Even Steven recently posted…eBay Spending and So Many Legos
If you’re going to do some flipping, might you have a unique opportunity to buy them…and then beautify your home?
Seems like you’re in a position to help your own flips…
Done by Forty recently posted…The Full Cost
The flips probably won’t happen for a while, I’d say 2 or 3 years. I hope they so too. I’m far too busy at the moment…
Awesome numbers there!
Looks like you’ve hit your goal, what’s next now ? 🙂
Nick
Nick @ The Money Mine recently posted…Berkshire Hathaway 2014 Financial report is out!
I have to get the debt gone! Once I have $1,000,000 and enough to pay off the mortgage, I’m done. I still have a while…
Great month (thanks Apple!). We have had a good year so far (portfolio up 8.5% from Jan 1st to March 1st (not including $26k of new contributions so far this year).
One question is why are you not changing your goal now that you have had a great run up over the past couple of years and have exceeded the target for 2017? I get the possibility of some market declines but at least on an annual basis update it (say for 2015 your new goal is to get your investment portfolio to $1.1M.
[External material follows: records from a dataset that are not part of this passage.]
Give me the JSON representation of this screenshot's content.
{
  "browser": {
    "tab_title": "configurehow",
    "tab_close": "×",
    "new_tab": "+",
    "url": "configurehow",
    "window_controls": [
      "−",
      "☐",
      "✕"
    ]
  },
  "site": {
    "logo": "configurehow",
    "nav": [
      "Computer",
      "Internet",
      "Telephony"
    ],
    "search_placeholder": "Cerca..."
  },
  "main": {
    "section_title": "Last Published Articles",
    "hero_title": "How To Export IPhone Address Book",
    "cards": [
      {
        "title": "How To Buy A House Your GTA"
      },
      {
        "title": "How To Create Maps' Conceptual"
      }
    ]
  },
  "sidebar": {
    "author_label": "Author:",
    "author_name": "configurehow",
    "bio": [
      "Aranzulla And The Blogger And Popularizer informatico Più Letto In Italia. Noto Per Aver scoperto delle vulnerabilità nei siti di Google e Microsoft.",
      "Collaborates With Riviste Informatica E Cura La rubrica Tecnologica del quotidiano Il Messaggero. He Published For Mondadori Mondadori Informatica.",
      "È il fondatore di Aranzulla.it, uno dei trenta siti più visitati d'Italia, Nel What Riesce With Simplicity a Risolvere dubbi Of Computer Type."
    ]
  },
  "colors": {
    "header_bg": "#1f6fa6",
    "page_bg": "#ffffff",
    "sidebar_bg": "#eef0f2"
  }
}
“One question is why are you not changing your goal now that you have had a great run up over the past couple of years and have exceeded the target for 2017?”
I am not a market timer, but I completely expect a 20% correction at some point. It would not surprise me at all if my portfolio falls below 900K in the next two years. Valuations have reached scary heights lately and I’m not comfortable with it. Here is a pretty good article about valuations and long term market performance:
https://www.kitces.com/blog/shiller-cape-market-valuation-terrible-for-market-timing-but-valuable-for-long-term-retirement-planning/
I think I already know the outcome, but have you given thought to your asset allocation once you hit your “number?” If you have your $1mil why take any risk at all?
I have read everyone of the 50 letters! They are so awesome but this is by far the best one!